310 Kayıt Bulundu.
Bize Muhammed, ona Amr b. Ebu Seleme, ona el-Evzaî, ona İbn Şihab, ona Saîd b. Müseyyeb, ona da Ebu Hureyre'nin (ra) rivayet ettiğine göre Rasûlullah (sav) şöyle buyurdu: "Müslümanın müslüman üzerindeki hakkı beştir; Selam almak, hastayı ziyaret etmek, cenazelere katılmak, davete icabet etmek ve aksırana يرحمك الله (Allah sana merhamet eylesin) demektir". [Abdurrezak ona mutabaatta bulundu ve 'bize Ma‘mer rivayet etti', dedi. Bunu (hadisi) Selâme, Ukayl’den rivayet etti.]
Açıklama: Amr b. Ebu Seleme et-Tinnîsî, sadûk, hataları olmakla tenkid edilmektedir.

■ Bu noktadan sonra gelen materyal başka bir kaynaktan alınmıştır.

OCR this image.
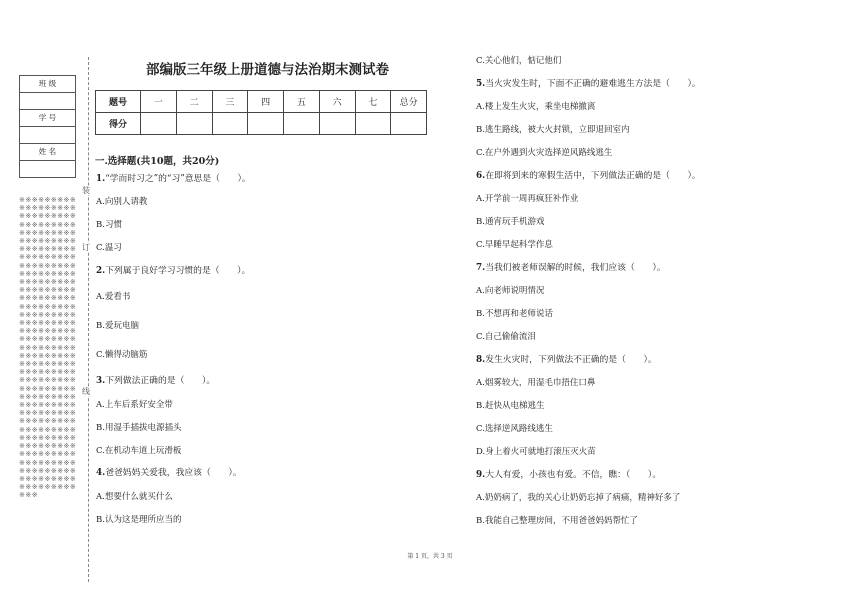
班 级

学 号

姓 名

※※※※※※※※※※※※※※※※※※※※※※※※※※※※※※※※※※※※※※※※※※※※※※※※※※※※※※※※※※※※※※※※※※※※※※※※※※※※※※※※※※※※※※※※※※※※※※※※※※※※※※※※※※※※※※※※※※※※※※※※※※※※※※※※※※※※※※※※※※※※※※※※※※※※※※※※※※※※※※※※※※※※※※※※※※※※※※※※※※※※※※※※※※※※※※※※※※※※※※※※※※※※※※※※※※※※※※※※※※※※※※※※※※※※※※※※※※※※※※※※※※※※※※※※※※※※※※※※※※※※※※※※※※※※※※※※※※※※※※※※※※※※※※※※※※※※※※※※※※※※※※※※※※※※※※※※※※※※※※※※※※※※※※※
装
订
线
部编版三年级上册道德与法治期末测试卷
题号	一	二	三	四	五	六	七	总分
得分								
一.选择题(共10题，共20分)
1.“学而时习之”的“习”意思是（　　）。
A.向别人请教
B.习惯
C.温习
2.下列属于良好学习习惯的是（　　）。
A.爱看书
B.爱玩电脑
C.懒得动脑筋
3.下列做法正确的是（　　）。
A.上车后系好安全带
B.用湿手插拔电源插头
C.在机动车道上玩滑板
4.爸爸妈妈关爱我，我应该（　　）。
A.想要什么就买什么
B.认为这是理所应当的
C.关心他们，惦记他们
5.当火灾发生时，下面不正确的避难逃生方法是（　　）。
A.楼上发生火灾，乘坐电梯撤离
B.逃生路线，被大火封锁，立即退回室内
C.在户外遇到火灾选择逆风路线逃生
6.在即将到来的寒假生活中，下列做法正确的是（　　）。
A.开学前一周再疯狂补作业
B.通宵玩手机游戏
C.早睡早起科学作息
7.当我们被老师误解的时候，我们应该（　　）。
A.向老师说明情况
B.不想再和老师说话
C.自己偷偷流泪
8.发生火灾时，下列做法不正确的是（　　）。
A.烟雾较大，用湿毛巾捂住口鼻
B.赶快从电梯逃生
C.选择逆风路线逃生
D.身上着火可就地打滚压灭火苗
9.大人有爱，小孩也有爱。不信，瞧：（　　）。
A.奶奶病了，我的关心让奶奶忘掉了病痛，精神好多了
B.我能自己整理房间，不用爸爸妈妈帮忙了
第 1 页，共 3 页
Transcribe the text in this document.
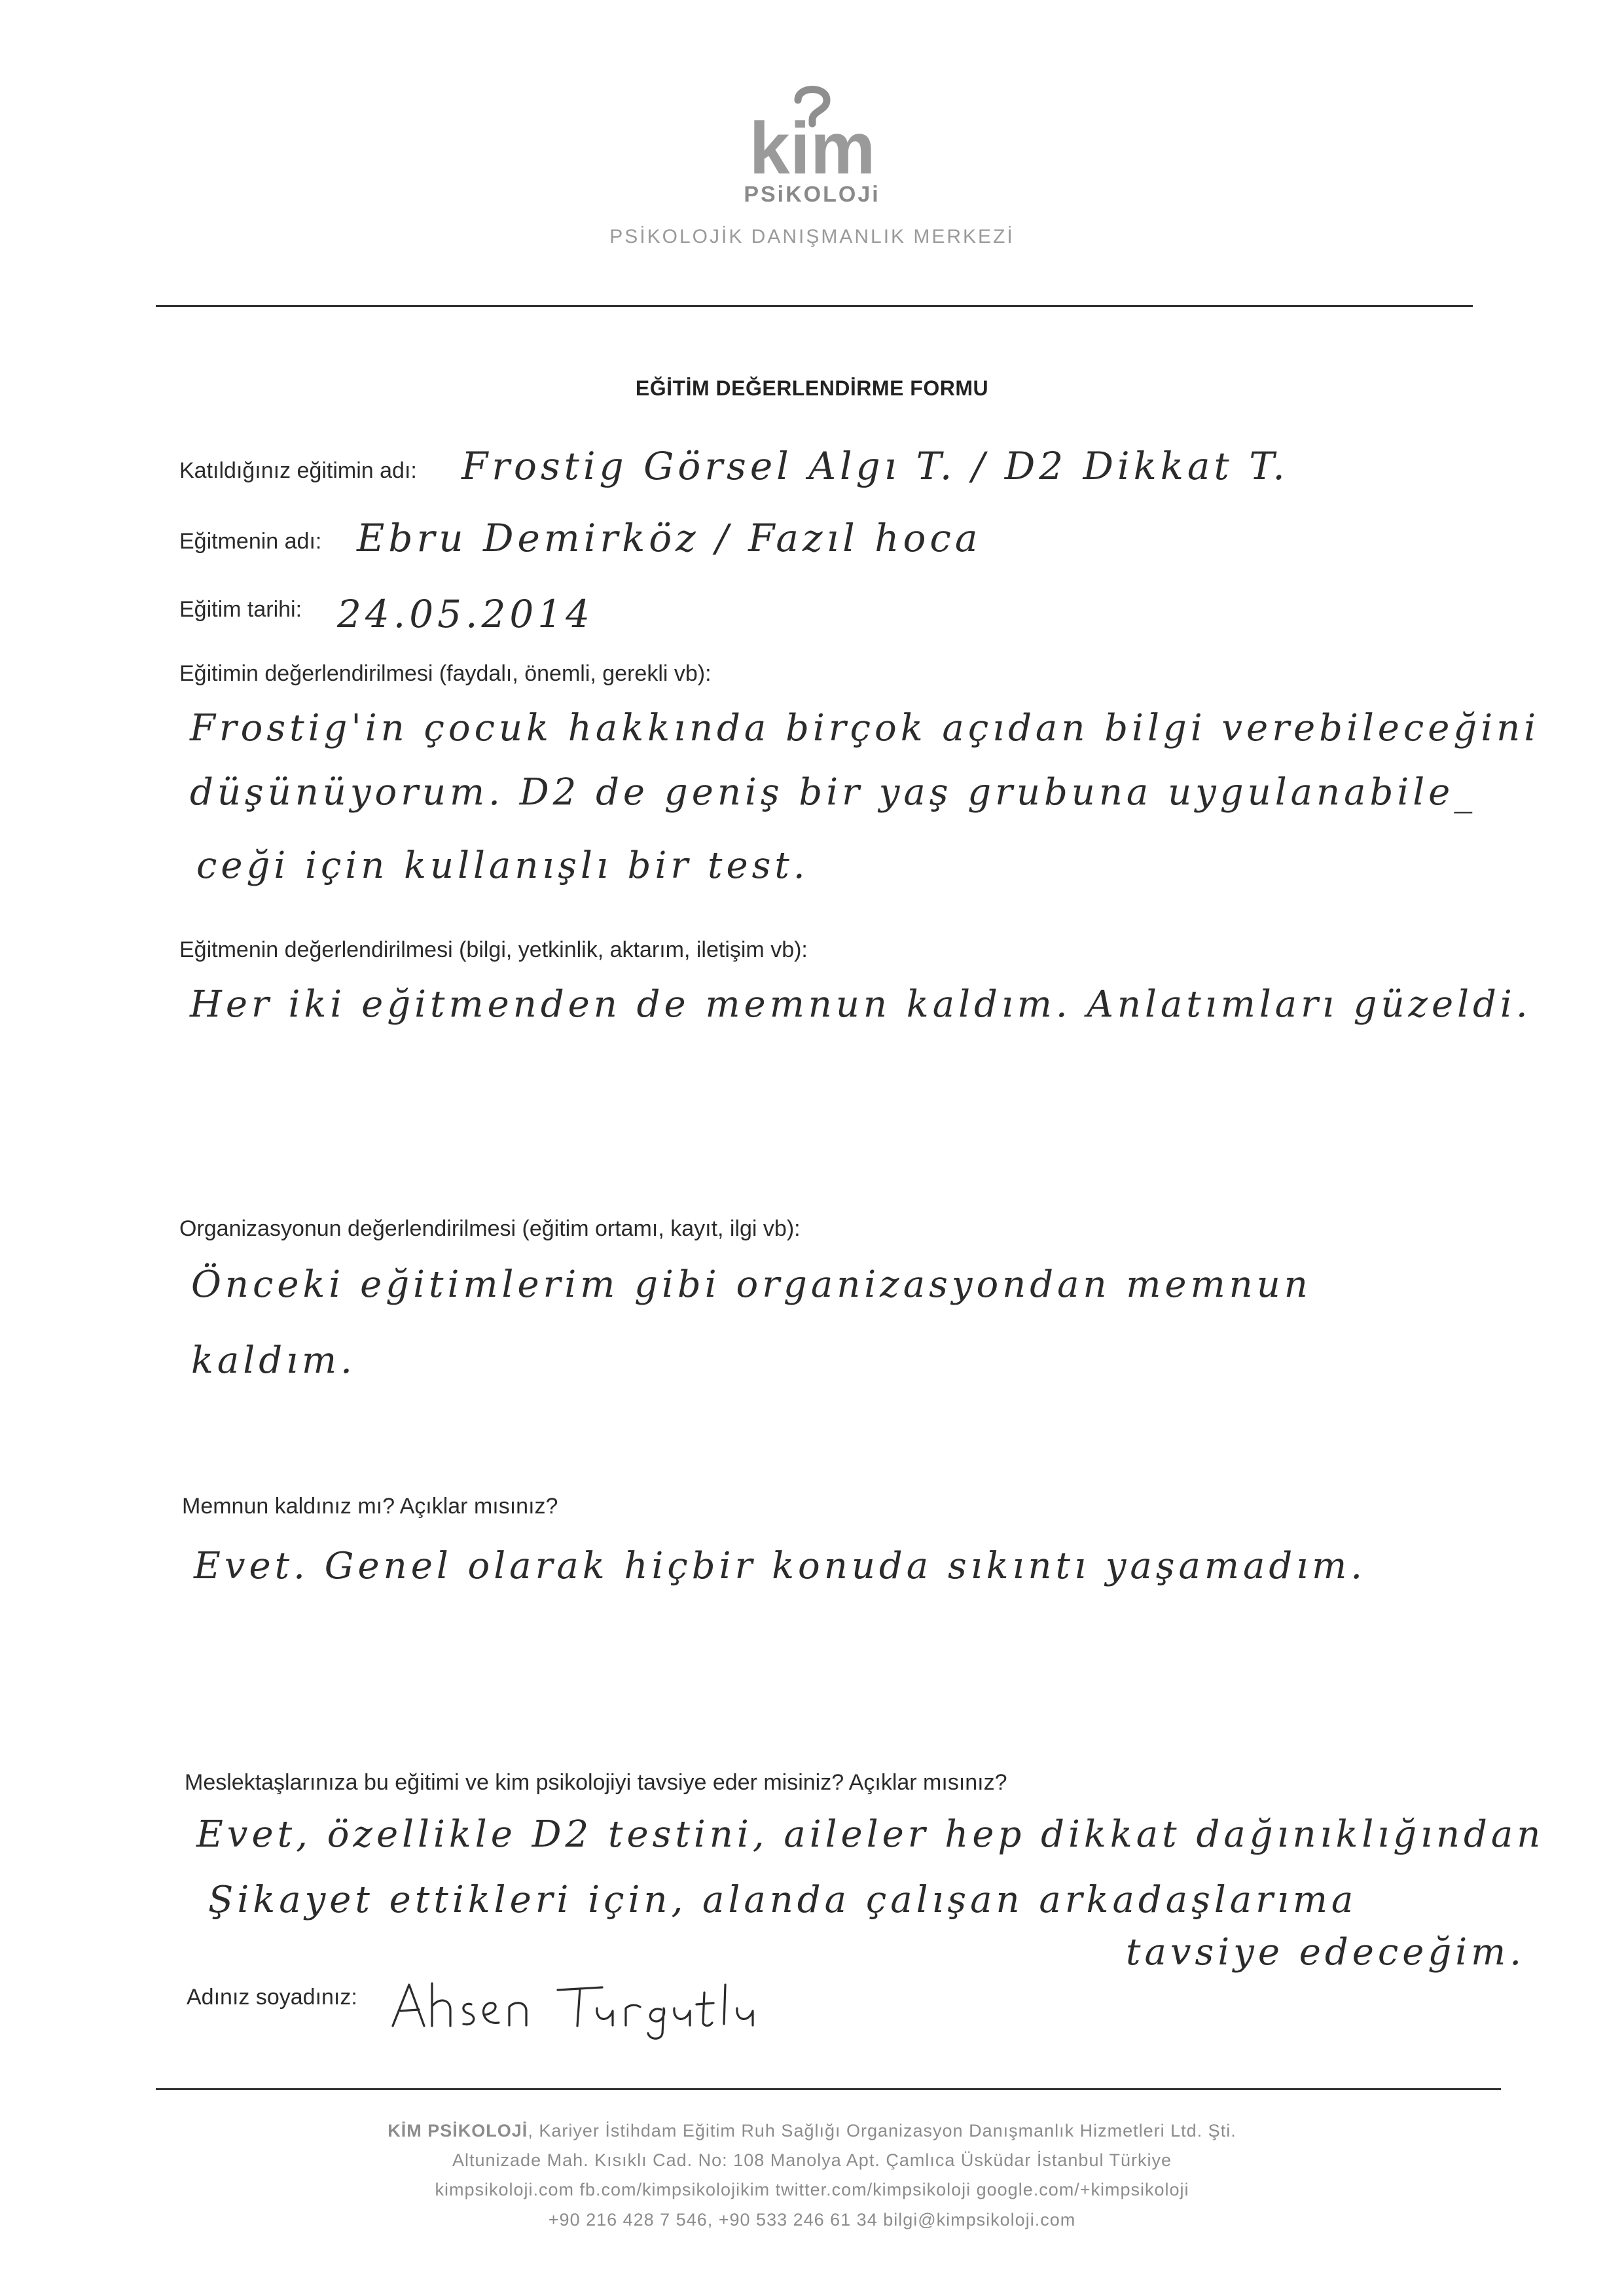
kim
PSiKOLOJi
PSİKOLOJİK DANIŞMANLIK MERKEZİ
EĞİTİM DEĞERLENDİRME FORMU
Katıldığınız eğitimin adı: Frostig Görsel Algı T. / D2 Dikkat T.
Eğitmenin adı: Ebru Demirköz / Fazıl hoca
Eğitim tarihi: 24.05.2014
Eğitimin değerlendirilmesi (faydalı, önemli, gerekli vb):
Frostig'in çocuk hakkında birçok açıdan bilgi verebileceğini
düşünüyorum. D2 de geniş bir yaş grubuna uygulanabile_
ceği için kullanışlı bir test.
Eğitmenin değerlendirilmesi (bilgi, yetkinlik, aktarım, iletişim vb):
Her iki eğitmenden de memnun kaldım. Anlatımları güzeldi.
Organizasyonun değerlendirilmesi (eğitim ortamı, kayıt, ilgi vb):
Önceki eğitimlerim gibi organizasyondan memnun
kaldım.
Memnun kaldınız mı? Açıklar mısınız?
Evet. Genel olarak hiçbir konuda sıkıntı yaşamadım.
Meslektaşlarınıza bu eğitimi ve kim psikolojiyi tavsiye eder misiniz? Açıklar mısınız?
Evet, özellikle D2 testini, aileler hep dikkat dağınıklığından
Şikayet ettikleri için, alanda çalışan arkadaşlarıma
tavsiye edeceğim.
Adınız soyadınız:
KİM PSİKOLOJİ, Kariyer İstihdam Eğitim Ruh Sağlığı Organizasyon Danışmanlık Hizmetleri Ltd. Şti.
Altunizade Mah. Kısıklı Cad. No: 108 Manolya Apt. Çamlıca Üsküdar İstanbul Türkiye
kimpsikoloji.com fb.com/kimpsikolojikim twitter.com/kimpsikoloji google.com/+kimpsikoloji
+90 216 428 7 546, +90 533 246 61 34 bilgi@kimpsikoloji.com
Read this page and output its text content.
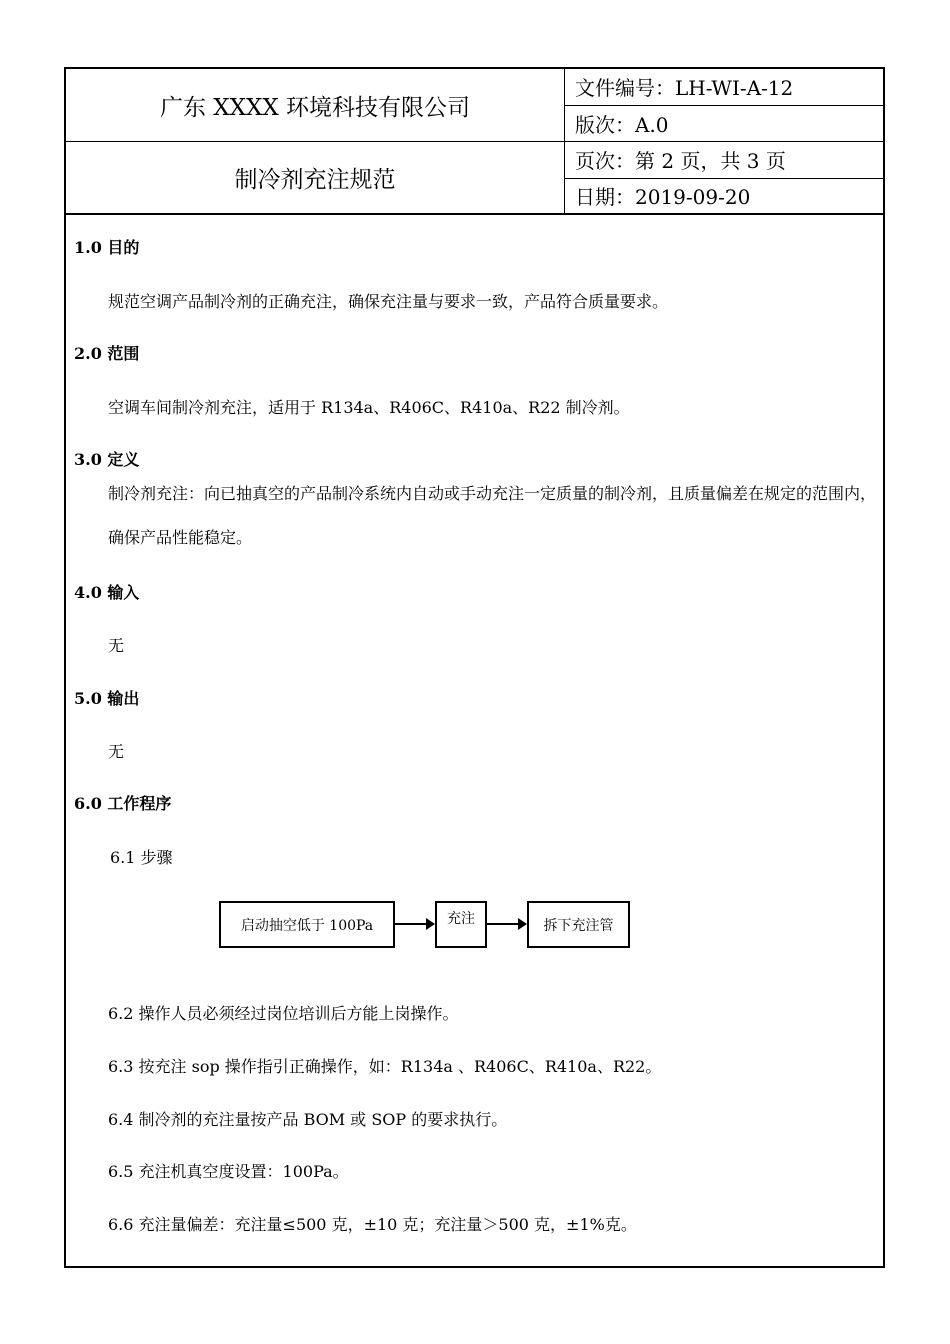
广东 XXXX 环境科技有限公司
制冷剂充注规范
文件编号：LH-WI-A-12
版次：A.0
页次：第 2 页，共 3 页
日期：2019-09-20
1.0 目的
规范空调产品制冷剂的正确充注，确保充注量与要求一致，产品符合质量要求。
2.0 范围
空调车间制冷剂充注，适用于 R134a、R406C、R410a、R22 制冷剂。
3.0 定义
制冷剂充注：向已抽真空的产品制冷系统内自动或手动充注一定质量的制冷剂，且质量偏差在规定的范围内，确保产品性能稳定。
4.0 输入
无
5.0 输出
无
6.0 工作程序
6.1 步骤
启动抽空低于 100Pa	充注	拆下充注管
6.2 操作人员必须经过岗位培训后方能上岗操作。
6.3 按充注 sop 操作指引正确操作，如：R134a 、R406C、R410a、R22。
6.4 制冷剂的充注量按产品 BOM 或 SOP 的要求执行。
6.5 充注机真空度设置：100Pa。
6.6 充注量偏差：充注量≤500 克，±10 克；充注量＞500 克，±1%克。
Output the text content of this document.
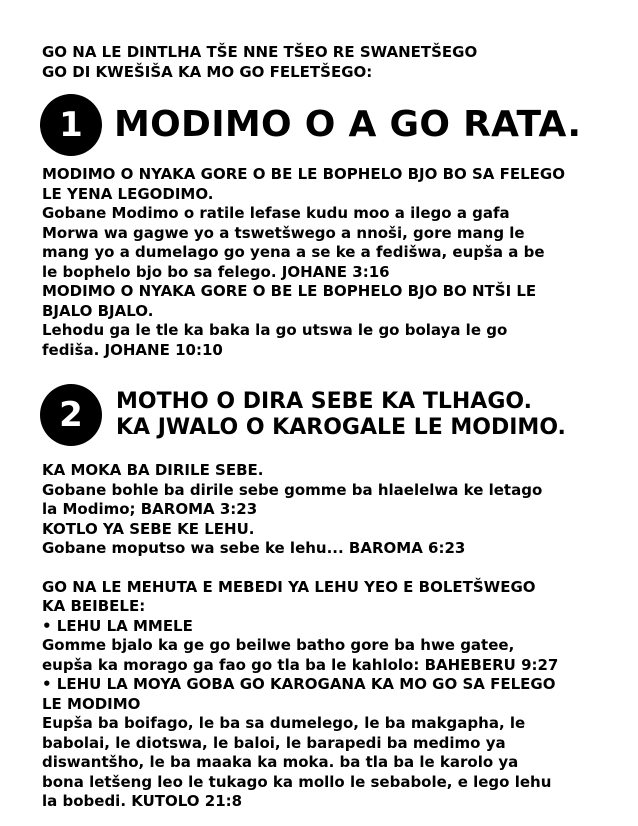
GO NA LE DINTLHA TŠE NNE TŠEO RE SWANETŠEGO
GO DI KWEŠIŠA KA MO GO FELETŠEGO:
1 MODIMO O A GO RATA.
MODIMO O NYAKA GORE O BE LE BOPHELO BJO BO SA FELEGO
LE YENA LEGODIMO.
Gobane Modimo o ratile lefase kudu moo a ilego a gafa
Morwa wa gagwe yo a tswetšwego a nnoši, gore mang le
mang yo a dumelago go yena a se ke a fedišwa, eupša a be
le bophelo bjo bo sa felego. JOHANE 3:16
MODIMO O NYAKA GORE O BE LE BOPHELO BJO BO NTŠI LE
BJALO BJALO.
Lehodu ga le tle ka baka la go utswa le go bolaya le go
fediša. JOHANE 10:10
2	MOTHO O DIRA SEBE KA TLHAGO.
KA JWALO O KAROGALE LE MODIMO.
KA MOKA BA DIRILE SEBE.
Gobane bohle ba dirile sebe gomme ba hlaelelwa ke letago
la Modimo; BAROMA 3:23
KOTLO YA SEBE KE LEHU.
Gobane moputso wa sebe ke lehu... BAROMA 6:23
GO NA LE MEHUTA E MEBEDI YA LEHU YEO E BOLETŠWEGO
KA BEIBELE:
• LEHU LA MMELE
Gomme bjalo ka ge go beilwe batho gore ba hwe gatee,
eupša ka morago ga fao go tla ba le kahlolo: BAHEBERU 9:27
• LEHU LA MOYA GOBA GO KAROGANA KA MO GO SA FELEGO
LE MODIMO
Eupša ba boifago, le ba sa dumelego, le ba makgapha, le
babolai, le diotswa, le baloi, le barapedi ba medimo ya
diswantšho, le ba maaka ka moka. ba tla ba le karolo ya
bona letšeng leo le tukago ka mollo le sebabole, e lego lehu
la bobedi. KUTOLO 21:8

Bize Ali b. Abdullah b. İbrahim, ona Haccac b. Muhammed, ona İbn Cüreyc, ona Musa b. Ukbe, ona Nafi, ona da Abdullah b. Ömer Rasulullah’ın (sav) şöyle buyurduğunu nakletti: "(Düğün yemeğine) davet edildiğiniz zaman icabet edin." [Nâfi: Abdullah b. Ömer'in oruçlu (nafile) iken dahi düğün davetine veya başka bir davete icabet ettiğini söyledi.]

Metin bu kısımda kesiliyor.